Thursday, 18 December 2014
Mattie Friday1, Christopher A Scholz2 and Christopher K Junium1, (1)Syracuse University, Syracuse, NY, United States, (2)Syracuse Univ, Syracuse, NY, United States
Lake deposits can be used to assess past hydrological and atmospheric conditions and aid in understanding regional climate of the western Basin and Range. Walker Lake, Nevada has a maximum water depth of ~35 m and is situated in a half-graben basin that formed during late Cenozoic transtension, in the Walker Lane tectonic belt. Small-scale climatic variations are preserved in the sediments of this hydrologically closed lake basin. Ten Kullenberg sediment cores (~2 to ~10 m in length), and ~300 km of CHIRP seismic reflection data were collected in Walker Lake to assess late-Quaternary stratigraphic framework and paleoclimate history.
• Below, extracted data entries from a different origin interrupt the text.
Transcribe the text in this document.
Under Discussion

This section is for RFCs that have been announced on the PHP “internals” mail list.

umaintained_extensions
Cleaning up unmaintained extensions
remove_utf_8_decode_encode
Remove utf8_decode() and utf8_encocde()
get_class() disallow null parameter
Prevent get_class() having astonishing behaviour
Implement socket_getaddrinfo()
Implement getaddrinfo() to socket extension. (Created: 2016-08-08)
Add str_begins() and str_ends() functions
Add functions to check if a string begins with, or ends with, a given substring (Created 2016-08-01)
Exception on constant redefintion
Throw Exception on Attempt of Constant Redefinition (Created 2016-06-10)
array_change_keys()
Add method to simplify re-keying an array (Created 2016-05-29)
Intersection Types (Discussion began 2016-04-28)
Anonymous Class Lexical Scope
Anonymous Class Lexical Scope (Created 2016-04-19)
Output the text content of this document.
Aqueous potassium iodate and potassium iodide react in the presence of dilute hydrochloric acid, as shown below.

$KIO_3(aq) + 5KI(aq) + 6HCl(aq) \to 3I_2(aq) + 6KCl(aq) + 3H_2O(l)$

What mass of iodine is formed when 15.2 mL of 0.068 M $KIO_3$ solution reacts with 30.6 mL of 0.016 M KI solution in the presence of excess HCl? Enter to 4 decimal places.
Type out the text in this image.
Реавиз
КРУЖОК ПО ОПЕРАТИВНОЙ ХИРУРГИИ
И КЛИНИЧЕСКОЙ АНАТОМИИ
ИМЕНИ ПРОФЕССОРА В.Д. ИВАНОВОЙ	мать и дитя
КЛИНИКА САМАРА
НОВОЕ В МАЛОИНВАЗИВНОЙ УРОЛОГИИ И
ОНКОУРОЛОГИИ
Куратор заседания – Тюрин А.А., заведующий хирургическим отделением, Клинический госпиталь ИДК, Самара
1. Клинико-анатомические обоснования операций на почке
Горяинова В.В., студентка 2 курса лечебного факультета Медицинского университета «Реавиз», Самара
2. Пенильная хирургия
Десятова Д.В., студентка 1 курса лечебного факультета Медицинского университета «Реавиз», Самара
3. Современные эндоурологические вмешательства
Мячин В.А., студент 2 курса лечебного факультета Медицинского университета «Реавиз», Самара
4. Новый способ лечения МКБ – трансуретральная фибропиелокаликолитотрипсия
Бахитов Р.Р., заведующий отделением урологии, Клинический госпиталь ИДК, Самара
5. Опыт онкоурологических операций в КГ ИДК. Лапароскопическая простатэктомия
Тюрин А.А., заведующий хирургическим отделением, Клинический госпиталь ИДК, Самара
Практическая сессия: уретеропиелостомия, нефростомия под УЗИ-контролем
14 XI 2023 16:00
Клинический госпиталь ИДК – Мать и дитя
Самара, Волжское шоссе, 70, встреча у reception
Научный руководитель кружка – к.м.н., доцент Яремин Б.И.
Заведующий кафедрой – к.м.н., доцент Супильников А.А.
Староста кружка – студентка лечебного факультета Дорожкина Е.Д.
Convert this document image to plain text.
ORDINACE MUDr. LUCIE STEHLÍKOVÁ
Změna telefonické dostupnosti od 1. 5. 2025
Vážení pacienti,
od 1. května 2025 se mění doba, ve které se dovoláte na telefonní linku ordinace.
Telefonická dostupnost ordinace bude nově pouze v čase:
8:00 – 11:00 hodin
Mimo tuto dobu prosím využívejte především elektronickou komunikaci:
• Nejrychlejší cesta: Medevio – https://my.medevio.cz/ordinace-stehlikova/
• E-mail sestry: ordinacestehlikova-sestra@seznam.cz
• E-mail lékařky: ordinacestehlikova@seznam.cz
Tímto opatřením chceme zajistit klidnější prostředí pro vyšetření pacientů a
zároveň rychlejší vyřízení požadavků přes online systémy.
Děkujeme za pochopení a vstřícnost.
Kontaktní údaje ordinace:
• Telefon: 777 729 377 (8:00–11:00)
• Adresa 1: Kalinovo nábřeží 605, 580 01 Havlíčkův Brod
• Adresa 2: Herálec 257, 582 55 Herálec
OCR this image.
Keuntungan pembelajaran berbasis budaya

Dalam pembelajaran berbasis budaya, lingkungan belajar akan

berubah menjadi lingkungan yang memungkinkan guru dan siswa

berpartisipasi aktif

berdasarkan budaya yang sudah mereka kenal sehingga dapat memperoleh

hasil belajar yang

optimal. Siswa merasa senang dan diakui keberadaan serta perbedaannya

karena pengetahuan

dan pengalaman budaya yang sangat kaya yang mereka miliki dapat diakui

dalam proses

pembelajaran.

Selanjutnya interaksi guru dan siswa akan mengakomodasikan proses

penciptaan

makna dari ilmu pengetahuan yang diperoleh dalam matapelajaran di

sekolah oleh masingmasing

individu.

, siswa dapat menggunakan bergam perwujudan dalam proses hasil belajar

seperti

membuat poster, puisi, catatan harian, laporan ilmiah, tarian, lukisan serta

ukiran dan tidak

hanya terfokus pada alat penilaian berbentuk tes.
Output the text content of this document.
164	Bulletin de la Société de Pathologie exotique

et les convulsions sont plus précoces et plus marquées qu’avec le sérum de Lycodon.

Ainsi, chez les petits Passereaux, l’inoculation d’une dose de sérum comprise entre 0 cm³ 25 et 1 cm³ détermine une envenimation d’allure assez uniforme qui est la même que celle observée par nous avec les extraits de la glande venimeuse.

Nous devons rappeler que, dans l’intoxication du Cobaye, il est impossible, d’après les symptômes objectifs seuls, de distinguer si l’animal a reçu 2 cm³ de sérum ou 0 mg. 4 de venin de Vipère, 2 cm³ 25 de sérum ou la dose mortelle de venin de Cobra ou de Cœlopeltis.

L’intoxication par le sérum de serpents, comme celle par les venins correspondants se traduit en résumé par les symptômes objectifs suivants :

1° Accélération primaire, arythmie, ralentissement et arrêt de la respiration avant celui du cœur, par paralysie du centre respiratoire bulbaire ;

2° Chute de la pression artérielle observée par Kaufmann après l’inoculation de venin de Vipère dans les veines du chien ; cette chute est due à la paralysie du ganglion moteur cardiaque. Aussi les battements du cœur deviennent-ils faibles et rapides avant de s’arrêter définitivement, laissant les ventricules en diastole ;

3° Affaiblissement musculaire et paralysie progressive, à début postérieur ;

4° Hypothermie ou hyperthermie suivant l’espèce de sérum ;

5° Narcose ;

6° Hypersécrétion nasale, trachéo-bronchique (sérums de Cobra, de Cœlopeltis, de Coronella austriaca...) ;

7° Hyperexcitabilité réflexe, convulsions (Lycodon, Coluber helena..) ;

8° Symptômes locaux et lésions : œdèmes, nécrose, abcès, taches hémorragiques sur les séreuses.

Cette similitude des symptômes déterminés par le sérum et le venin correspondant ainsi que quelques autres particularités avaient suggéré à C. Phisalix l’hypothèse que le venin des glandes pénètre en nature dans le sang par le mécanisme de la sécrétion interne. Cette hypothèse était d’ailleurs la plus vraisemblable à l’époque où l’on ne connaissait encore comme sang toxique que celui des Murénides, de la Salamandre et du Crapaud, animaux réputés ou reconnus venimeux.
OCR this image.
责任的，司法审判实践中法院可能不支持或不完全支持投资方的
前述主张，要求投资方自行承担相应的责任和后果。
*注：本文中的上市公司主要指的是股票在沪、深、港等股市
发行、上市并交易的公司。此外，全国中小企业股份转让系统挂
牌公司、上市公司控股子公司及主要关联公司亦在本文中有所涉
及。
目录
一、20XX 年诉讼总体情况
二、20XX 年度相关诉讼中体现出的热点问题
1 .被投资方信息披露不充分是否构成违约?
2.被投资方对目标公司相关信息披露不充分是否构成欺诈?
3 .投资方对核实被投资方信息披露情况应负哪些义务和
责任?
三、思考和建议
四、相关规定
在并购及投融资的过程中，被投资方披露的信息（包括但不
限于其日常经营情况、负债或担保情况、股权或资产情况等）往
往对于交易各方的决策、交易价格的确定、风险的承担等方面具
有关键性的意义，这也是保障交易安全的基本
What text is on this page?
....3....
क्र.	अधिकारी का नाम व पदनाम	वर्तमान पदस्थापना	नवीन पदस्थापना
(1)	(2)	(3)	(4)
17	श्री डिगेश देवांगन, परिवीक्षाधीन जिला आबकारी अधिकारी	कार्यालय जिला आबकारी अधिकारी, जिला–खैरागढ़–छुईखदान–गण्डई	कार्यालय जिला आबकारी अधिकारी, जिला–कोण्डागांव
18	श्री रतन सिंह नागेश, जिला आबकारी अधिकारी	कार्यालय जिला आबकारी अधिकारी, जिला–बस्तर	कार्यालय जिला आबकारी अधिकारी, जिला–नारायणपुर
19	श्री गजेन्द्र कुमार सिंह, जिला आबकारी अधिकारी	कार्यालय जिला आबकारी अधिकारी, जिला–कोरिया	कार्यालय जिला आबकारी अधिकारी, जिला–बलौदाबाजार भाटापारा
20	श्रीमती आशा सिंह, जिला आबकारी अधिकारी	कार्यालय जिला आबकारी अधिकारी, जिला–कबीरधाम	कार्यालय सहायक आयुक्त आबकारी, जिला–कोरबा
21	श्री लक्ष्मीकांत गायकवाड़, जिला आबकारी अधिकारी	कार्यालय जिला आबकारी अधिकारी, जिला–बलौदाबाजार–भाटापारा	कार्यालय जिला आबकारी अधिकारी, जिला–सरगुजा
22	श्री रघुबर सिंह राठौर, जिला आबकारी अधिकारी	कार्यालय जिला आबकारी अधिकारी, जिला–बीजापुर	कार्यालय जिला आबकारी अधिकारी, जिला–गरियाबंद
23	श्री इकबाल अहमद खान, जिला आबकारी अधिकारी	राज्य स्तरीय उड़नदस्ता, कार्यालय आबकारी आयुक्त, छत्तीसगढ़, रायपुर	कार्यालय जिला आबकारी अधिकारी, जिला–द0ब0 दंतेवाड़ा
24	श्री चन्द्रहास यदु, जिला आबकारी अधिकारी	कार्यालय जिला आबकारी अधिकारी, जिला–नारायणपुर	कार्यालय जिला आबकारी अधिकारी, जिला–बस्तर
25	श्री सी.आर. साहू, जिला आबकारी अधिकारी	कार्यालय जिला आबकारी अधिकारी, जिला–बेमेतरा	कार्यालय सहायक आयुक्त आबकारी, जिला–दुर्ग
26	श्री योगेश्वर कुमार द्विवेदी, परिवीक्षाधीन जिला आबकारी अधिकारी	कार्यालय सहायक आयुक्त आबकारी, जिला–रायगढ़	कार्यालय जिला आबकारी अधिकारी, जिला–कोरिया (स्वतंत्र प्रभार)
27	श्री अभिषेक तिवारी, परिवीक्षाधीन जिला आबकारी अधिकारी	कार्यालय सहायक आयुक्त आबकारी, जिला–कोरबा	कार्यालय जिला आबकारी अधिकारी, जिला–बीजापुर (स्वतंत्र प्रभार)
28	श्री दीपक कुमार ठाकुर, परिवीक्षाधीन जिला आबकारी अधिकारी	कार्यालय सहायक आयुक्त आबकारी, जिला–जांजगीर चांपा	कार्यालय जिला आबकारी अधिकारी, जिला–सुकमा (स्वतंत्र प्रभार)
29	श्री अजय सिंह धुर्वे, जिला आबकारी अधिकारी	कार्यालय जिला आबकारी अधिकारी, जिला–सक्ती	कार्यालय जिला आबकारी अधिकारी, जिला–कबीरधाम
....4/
Core 4A is one of the longest cores acquired (9.19 m) and contains the oldest recovered sediments. Analyses of total inorganic carbon, total organic carbon, carbon and nitrogen abundances, and carbon stable isotopes from core 4A yield a valuable multi-proxy paleoclimate record. This record documents changes in effective moisture in the eastern Sierra Nevada and western Basin and Range. Sediments range from laminated to massive mud with three tephra deposits 0.5 - 4 cm thick. Total percentage of calcium carbonate, ranging from 3 to 35%, shows oscillations we interpret to be millennial forcings. The average C/N ratio of core 4A is 7.71 (2.5 - 11.3 range), and the stable carbon isotope measurements range from -21.0 to -25.3‰, and average -23.8‰. At ~3.7 m depth a basin-wide angular unconformity is observed in the seismic data and is also reflected in the geochemical data. An estimated age of this surface, 2000-2500 ka, is consistent with previous interpretations of partial diversion of the Walker River into the Carson sink. A δ13Corganic excursion, -25 to -20.8‰, occurs at the depth of the unconformity. We interpret this to be a result of enhanced deposition of aquatic organic matter during the Walker Lake drawdown. From 3.7 to 7.5 m depth, the carbon and nitrogen abundances and isotopes are surprisingly consistent down core and may be the result of protracted stability. Below 7.5 m depth the carbon and nitrogen abundances decrease, as do %CaCO3 and δ13Corganic values. These signatures may reflect past connectivity between Walker Lake and other Lahontan sub-basins. AMS radiocarbon analyses are underway, which will help constrain the paleolimnologic history of the basin.